Si son père demeure « le personnage emblématique » de sa vie, la mère prend ici une force, une présence singulières. « Ses mains habiles tissent, brodent, cousent, reprisent, lavent, coiffent, tressent, repassent, trient. […] Jamais elles ne se tendent pour réclamer ou recevoir une quelconque récompense ou reconnaissance. Ses mains ont la fierté gravée jusqu’au bout des doigts.»
Et le dialogue serré entre maman et fille, qui clôt le livre, a un poignant accent de vérité.

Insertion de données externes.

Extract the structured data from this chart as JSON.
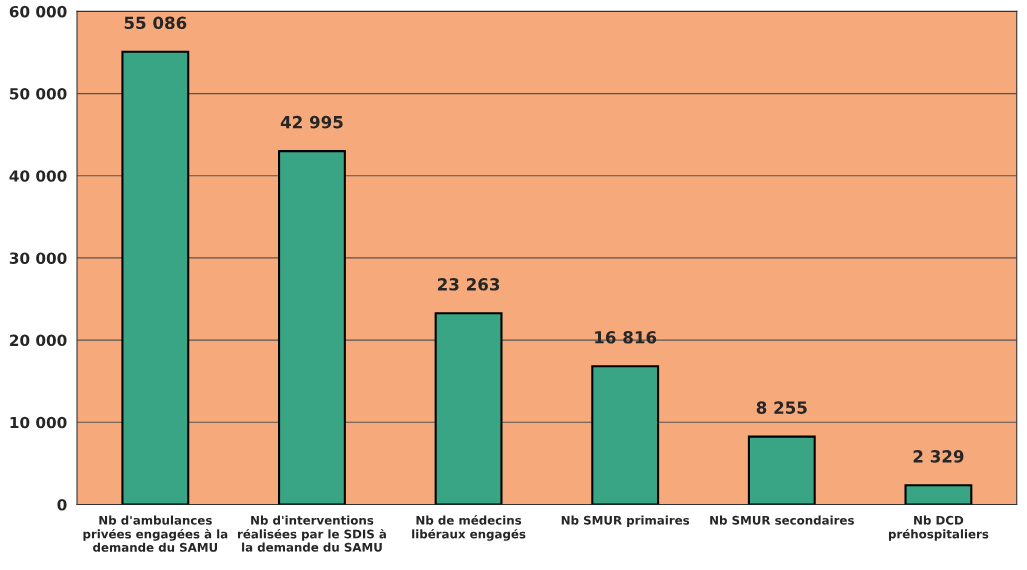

Leïla appréhendait déjà la rencontre dans le bus qui la conduisait, sous la pluie, à l’aéroport Roissy-Charles de Gaulle (« Une vraie petite fille. Je vais encore chercher mes phrases, en arabe, en français, perdue, confuse ») d’où elle s’envole pour le Maroc. Au terme d’un long voyage, elle atterrit à l’aéroport d’Oujda-Angad, où sa mère l’attend, « droite comme un I ». Elles rallient en taxi la petite ville de Guercif.
Les retrouvailles sont difficiles, tendues pour un rien, entre celle qui doute, se tourmente en ces temps tragiques d’attentats, et celle que les événements du monde n’intéressent plus ; qui s’en veut seulement d’avoir obéi aux convenances, d’avoir manqué sa chance, ainsi qu’il arrive à toute femme pauvre, sans instruction ni métier. « Mon chagrin s’appelle ignorance ! […] La vie est un livre ouvert. Promène-toi dans ce jardin magnifique. Tu le peux, toi. Tu devrais le savoir, mieux que moi. »
Au couchant de sa vie, il lui reste la musique, la danse, le rire, l’insouciance. Et l’ironie, parfois perçante, face aux interrogations anxieuses, aux désarrois de sa fille : « Ne sombre pas dans les questions stériles. […] Calme-toi un peu, tes jérémiades n’empêcheront rien. Accomplis ta tâche comme je pétris le pain. »
Pourtant, l’affection est là, étroitement partagée, parfois teintée de complicité, empreinte de douceur. Et Leïla repartira pour Paris, apaisée.